CHAPTER 56 Lymphoma
Middle ear malignant tumors are rare. The most common malignant tumors are squamous cell carcinoma and adenocarcinoma. Middle ear lymphoma is an extremely rare tumor with few cases reported in the literature. These include Hodgkin disease, B-cell non-Hodgkin lymphoma, and mycosis fungoides. Most of the cases occur as extension from temporal bone, which is affected in generalized lymphoma or as an extension from the nasopharynx. Primary malignant lymphoma of the middle ear was first described by Malik et al. Lymphoma of the middle ear may arise from the mucosa of the mastoid antrum, tympanum, or tympanic orifice of the eustachian tube, because these regions have a layer of lymphoid tissue deep to the epithelium that can be a primary site for lymphoma.
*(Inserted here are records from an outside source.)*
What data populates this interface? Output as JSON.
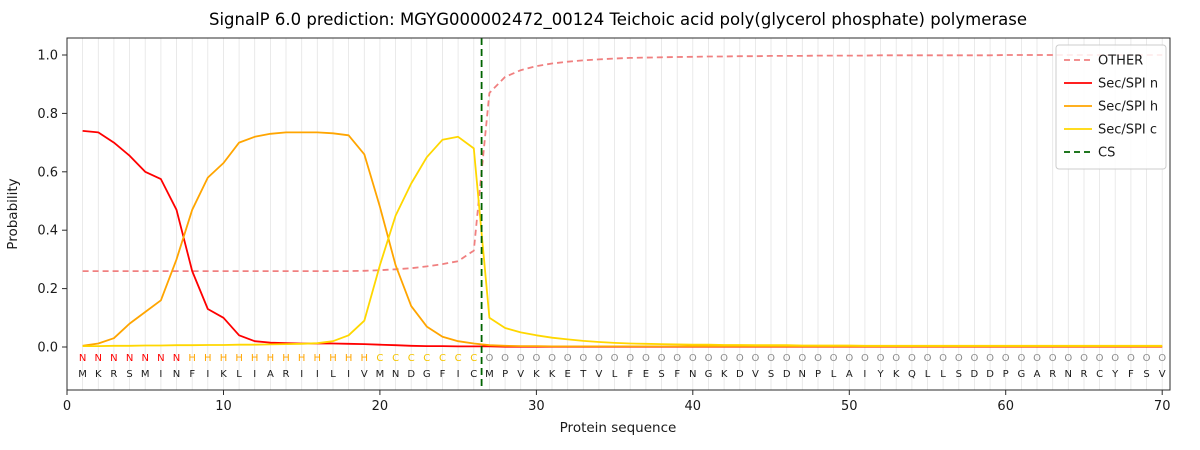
{
  "chart_data": {
    "type": "line",
    "title": "SignalP 6.0 prediction: MGYG000002472_00124 Teichoic acid poly(glycerol phosphate) polymerase",
    "xlabel": "Protein sequence",
    "ylabel": "Probability",
    "xlim": [
      0,
      70.5
    ],
    "ylim": [
      -0.147,
      1.058
    ],
    "xticks": [
      0,
      10,
      20,
      30,
      40,
      50,
      60,
      70
    ],
    "yticks": [
      0.0,
      0.2,
      0.4,
      0.6,
      0.8,
      1.0
    ],
    "grid": "vertical-line-per-residue",
    "legend_position": "upper right",
    "sequence": "MKRSMINFIKLIARIILIVMNDGFICMPVKKETVLFESFNGKDVSDNPLAIYKQLLSDDPGARNRCYFSV",
    "regions": "NNNNNNNHHHHHHHHHHHHCCCCCCCOOOOOOOOOOOOOOOOOOOOOOOOOOOOOOOOOOOOOOOOOOOO",
    "region_colors": {
      "N": "#ff0000",
      "H": "#ffa500",
      "C": "#f5c400",
      "O": "#8c8c8c"
    },
    "cs_between_positions": "26-27",
    "series": [
      {
        "name": "OTHER",
        "color": "#f08080",
        "dash": true,
        "values": [
          0.26,
          0.26,
          0.26,
          0.26,
          0.26,
          0.26,
          0.26,
          0.26,
          0.26,
          0.26,
          0.26,
          0.26,
          0.26,
          0.26,
          0.26,
          0.26,
          0.26,
          0.26,
          0.261,
          0.263,
          0.266,
          0.27,
          0.276,
          0.284,
          0.294,
          0.33,
          0.87,
          0.925,
          0.948,
          0.962,
          0.971,
          0.977,
          0.982,
          0.985,
          0.988,
          0.99,
          0.991,
          0.992,
          0.993,
          0.994,
          0.995,
          0.995,
          0.996,
          0.996,
          0.997,
          0.997,
          0.997,
          0.998,
          0.998,
          0.998,
          0.998,
          0.999,
          0.999,
          0.999,
          0.999,
          0.999,
          0.999,
          0.999,
          0.999,
          1.0,
          1.0,
          1.0,
          1.0,
          1.0,
          1.0,
          1.0,
          1.0,
          1.0,
          1.0,
          1.0
        ]
      },
      {
        "name": "Sec/SPI n",
        "color": "#ff0000",
        "dash": false,
        "values": [
          0.74,
          0.735,
          0.7,
          0.655,
          0.6,
          0.575,
          0.47,
          0.26,
          0.13,
          0.1,
          0.04,
          0.02,
          0.015,
          0.013,
          0.012,
          0.012,
          0.012,
          0.011,
          0.01,
          0.008,
          0.006,
          0.004,
          0.003,
          0.003,
          0.002,
          0.002,
          0.002,
          0.001,
          0.001,
          0.001,
          0.001,
          0.001,
          0.001,
          0.001,
          0.001,
          0.001,
          0.001,
          0.001,
          0.001,
          0.001,
          0.001,
          0.001,
          0.001,
          0.001,
          0.001,
          0.001,
          0.001,
          0.001,
          0.001,
          0.001,
          0.001,
          0.001,
          0.001,
          0.001,
          0.001,
          0.001,
          0.001,
          0.001,
          0.001,
          0.001,
          0.001,
          0.001,
          0.001,
          0.001,
          0.001,
          0.001,
          0.001,
          0.001,
          0.001,
          0.001
        ]
      },
      {
        "name": "Sec/SPI h",
        "color": "#ffa500",
        "dash": false,
        "values": [
          0.004,
          0.012,
          0.03,
          0.08,
          0.12,
          0.16,
          0.3,
          0.47,
          0.58,
          0.63,
          0.7,
          0.72,
          0.73,
          0.735,
          0.735,
          0.735,
          0.732,
          0.725,
          0.66,
          0.48,
          0.28,
          0.14,
          0.07,
          0.035,
          0.02,
          0.012,
          0.006,
          0.004,
          0.003,
          0.003,
          0.002,
          0.002,
          0.002,
          0.002,
          0.002,
          0.002,
          0.002,
          0.002,
          0.002,
          0.002,
          0.002,
          0.002,
          0.002,
          0.002,
          0.002,
          0.002,
          0.002,
          0.002,
          0.002,
          0.002,
          0.002,
          0.002,
          0.002,
          0.002,
          0.002,
          0.002,
          0.002,
          0.002,
          0.002,
          0.002,
          0.002,
          0.002,
          0.002,
          0.002,
          0.002,
          0.002,
          0.002,
          0.002,
          0.002,
          0.002
        ]
      },
      {
        "name": "Sec/SPI c",
        "color": "#ffd700",
        "dash": false,
        "values": [
          0.003,
          0.003,
          0.004,
          0.004,
          0.005,
          0.005,
          0.006,
          0.006,
          0.007,
          0.007,
          0.008,
          0.008,
          0.009,
          0.01,
          0.011,
          0.013,
          0.02,
          0.04,
          0.09,
          0.28,
          0.45,
          0.56,
          0.65,
          0.71,
          0.72,
          0.68,
          0.1,
          0.065,
          0.05,
          0.04,
          0.032,
          0.026,
          0.021,
          0.017,
          0.014,
          0.012,
          0.011,
          0.01,
          0.009,
          0.008,
          0.008,
          0.007,
          0.007,
          0.006,
          0.006,
          0.006,
          0.005,
          0.005,
          0.005,
          0.005,
          0.004,
          0.004,
          0.004,
          0.004,
          0.004,
          0.004,
          0.004,
          0.004,
          0.004,
          0.004,
          0.004,
          0.004,
          0.004,
          0.004,
          0.004,
          0.004,
          0.004,
          0.004,
          0.004,
          0.004
        ]
      },
      {
        "name": "CS",
        "color": "#006400",
        "dash": true,
        "vline_x": 26.5
      }
    ]
  }
}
It is also suggested that a small number of circulating lymphocytes home into areas that are usually not regarded as secondary lymphoid tissues.
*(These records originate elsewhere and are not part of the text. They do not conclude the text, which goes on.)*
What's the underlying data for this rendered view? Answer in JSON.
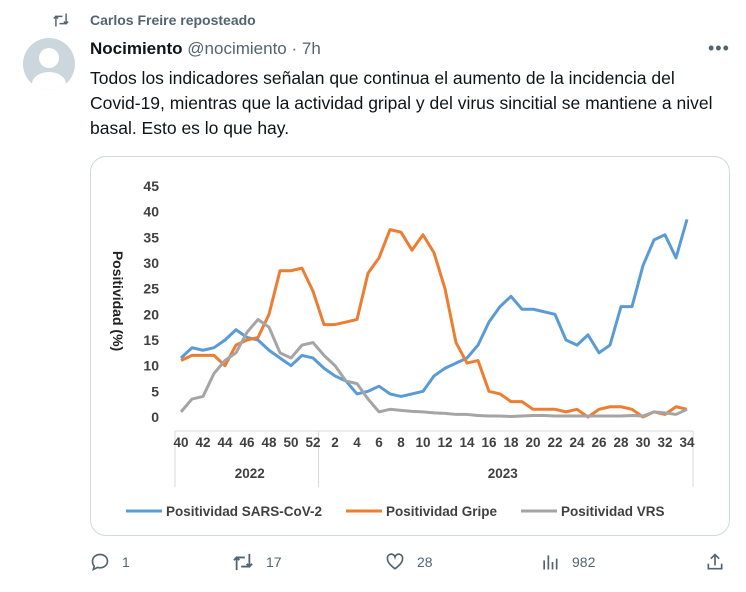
{
  "repost": {
    "label": "Carlos Freire reposteado"
  },
  "author": {
    "name": "Nocimiento",
    "handle": "@nocimiento",
    "separator": "·",
    "time": "7h"
  },
  "tweet_text": "Todos los indicadores señalan que continua el aumento de la incidencia del Covid-19, mientras que la actividad gripal y del virus sincitial se mantiene a nivel basal. Esto es lo que hay.",
  "actions": {
    "replies": "1",
    "reposts": "17",
    "likes": "28",
    "views": "982"
  },
  "chart_data": {
    "type": "line",
    "title": "",
    "ylabel": "Positividad (%)",
    "ylim": [
      0,
      45
    ],
    "yticks": [
      "0",
      "5",
      "10",
      "15",
      "20",
      "25",
      "30",
      "35",
      "40",
      "45"
    ],
    "weeks": [
      40,
      41,
      42,
      43,
      44,
      45,
      46,
      47,
      48,
      49,
      50,
      51,
      52,
      1,
      2,
      3,
      4,
      5,
      6,
      7,
      8,
      9,
      10,
      11,
      12,
      13,
      14,
      15,
      16,
      17,
      18,
      19,
      20,
      21,
      22,
      23,
      24,
      25,
      26,
      27,
      28,
      29,
      30,
      31,
      32,
      33,
      34
    ],
    "xtick_labels": [
      "40",
      "42",
      "44",
      "46",
      "48",
      "50",
      "52",
      "2",
      "4",
      "6",
      "8",
      "10",
      "12",
      "14",
      "16",
      "18",
      "20",
      "22",
      "24",
      "26",
      "28",
      "30",
      "32",
      "34"
    ],
    "years": [
      "2022",
      "2023"
    ],
    "legend_position": "bottom",
    "series": [
      {
        "name": "Positividad SARS-CoV-2",
        "color": "#5b9bd5",
        "values": [
          11.5,
          13.5,
          13,
          13.5,
          15,
          17,
          15.5,
          15,
          13,
          11.5,
          10,
          12,
          11.5,
          9.5,
          8,
          7,
          4.5,
          5,
          6,
          4.5,
          4,
          4.5,
          5,
          8,
          9.5,
          10.5,
          11.5,
          14,
          18.5,
          21.5,
          23.5,
          21,
          21,
          20.5,
          20,
          15,
          14,
          16,
          12.5,
          14,
          21.5,
          21.5,
          29.5,
          34.5,
          35.5,
          31,
          38.5
        ]
      },
      {
        "name": "Positividad Gripe",
        "color": "#ed7d31",
        "values": [
          11,
          12,
          12,
          12,
          10,
          14,
          15,
          15.5,
          20,
          28.5,
          28.5,
          29,
          24.5,
          18,
          18,
          18.5,
          19,
          28,
          31,
          36.5,
          36,
          32.5,
          35.5,
          32,
          25,
          14.5,
          10.5,
          11,
          5,
          4.5,
          3,
          3,
          1.5,
          1.5,
          1.5,
          1,
          1.5,
          0,
          1.5,
          2,
          2,
          1.5,
          0,
          1,
          0.5,
          2,
          1.5
        ]
      },
      {
        "name": "Positividad VRS",
        "color": "#a5a5a5",
        "values": [
          1,
          3.5,
          4,
          8.5,
          11,
          12.5,
          16.5,
          19,
          17.5,
          12.5,
          11.5,
          14,
          14.5,
          12,
          10,
          7,
          6.5,
          3.5,
          1,
          1.5,
          1.3,
          1.1,
          1,
          0.8,
          0.7,
          0.5,
          0.5,
          0.3,
          0.2,
          0.2,
          0.1,
          0.2,
          0.3,
          0.3,
          0.2,
          0.2,
          0.2,
          0.2,
          0.2,
          0.2,
          0.2,
          0.3,
          0.2,
          1,
          0.8,
          0.5,
          1.5
        ]
      }
    ]
  }
}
Clinical symptoms of middle ear lymphoma are nonspecific. Patients present with ear pain and varying degrees of conduction deafness and facial nerve palsy. Systemic manifestations of lymphoma in the form of fever, lethargy, and weight loss may be present. Some patients have enlarged neck lymph nodes. Initial ear presentation mimics infection; however, symptoms do not respond to medical therapy. Unresponsiveness to medical treatment and development of facial nerve paralysis should alert the clinician to suspect middle ear malignancy like lymphoma.
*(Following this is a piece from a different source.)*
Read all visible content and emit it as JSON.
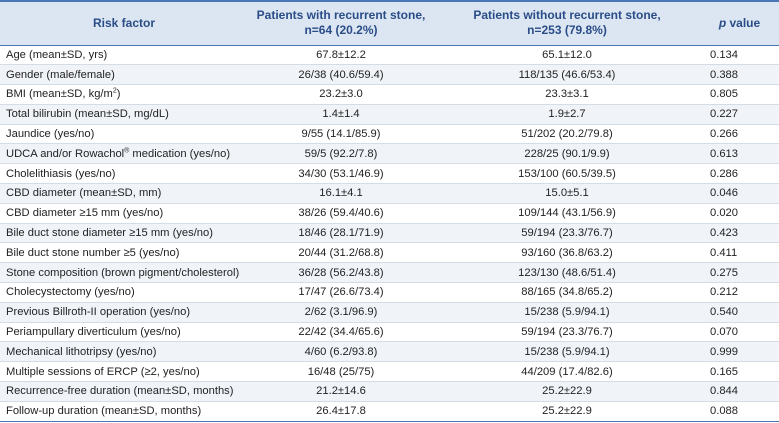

Microscopic examination reveals tissue fragments of heterogeneous population of small degenerated cells, inflammatory cells, and medium to large atypical cells. The atypical cells demonstrate hyperchro-matic, convoluted, and clefted to absent amphophilic cytoplasm. Tumorlike necrosis can be also seen. Immunohistochemical staining (including pan-B and pan-T markers) demonstrates strong positive staining of atypical cells with leukocyte common antigen. For immunohistochemical examination, an unfixed specimen is preferable.